Michele is straightforward about finishing this degree: she won’t. “I really intended to put it on temporary hold but I switched departments. I went from quality at Chrysler to product at Chrysler, which was still Chrysler but it was a whole different focus. The degree was in quality management, but I went from there to product engineering. And because I had a new position at Chrysler I kind of dropped it.”
In November 2009, Michele took the buyout and left the company. “I didn’t think they’d survive, and soon after I left they filed for bankruptcy.” She has since started teaching math, physics, and statistics at Baker College in the Flint, MI area.

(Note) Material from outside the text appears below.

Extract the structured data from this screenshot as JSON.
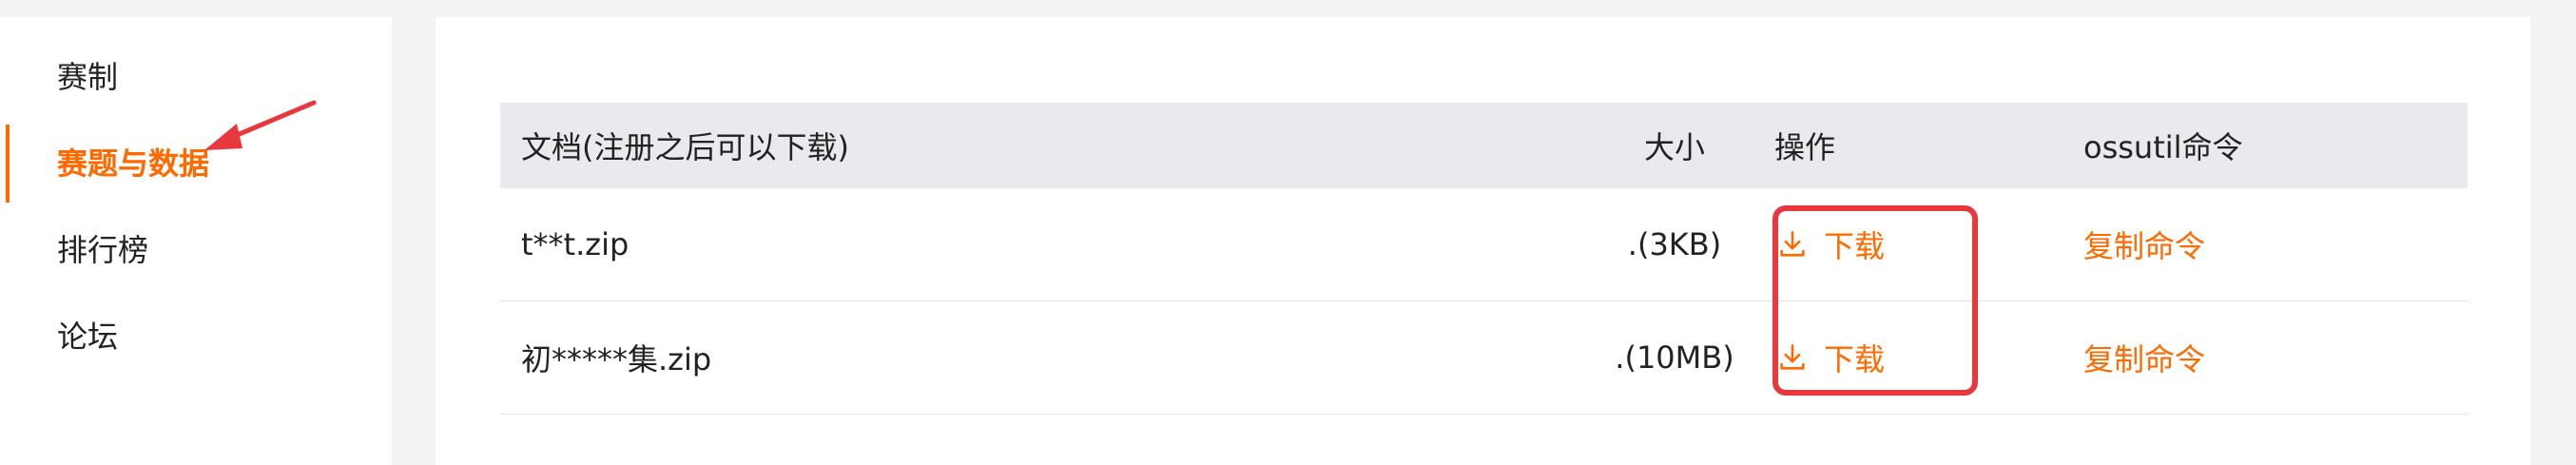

At this point, the only obvious benefit of the degree would be to improve her resume. “It just–it looks bad on a resume, to have not finished it. It does bother me. I still beat myself up about it. I think it would help me now, if I wanna go back, and at some point I’m gonna go back to work in automotive I’m not retired, I’m not done yet, and I think it would help, certainly. I put it on my resume and I just put that it’s not complete, and that’s kind of embarrassing.”
Going back to finish the degree is impractical at this point.
For me, the fear of the panel’s criticism would be enough to deter me from finishing. Once again, the accomplishment of years of study isn’t negated by one paper that wasn’t written. The knowledge was gained and the experience was worth it, even if the degree isn’t officially yours because of that one credit.
Although finishing the degree seems impractical, it is within you to be able to face that panel & complete that degree; it took me about 4-5 years & a lot of patience from my Physics professor, to get my Physics final exam done & finally get my Zoology BS degree done. Although, I also agree with Nancy, that either way the rest of the training is always useful & worth feeling a sense of accomplishment.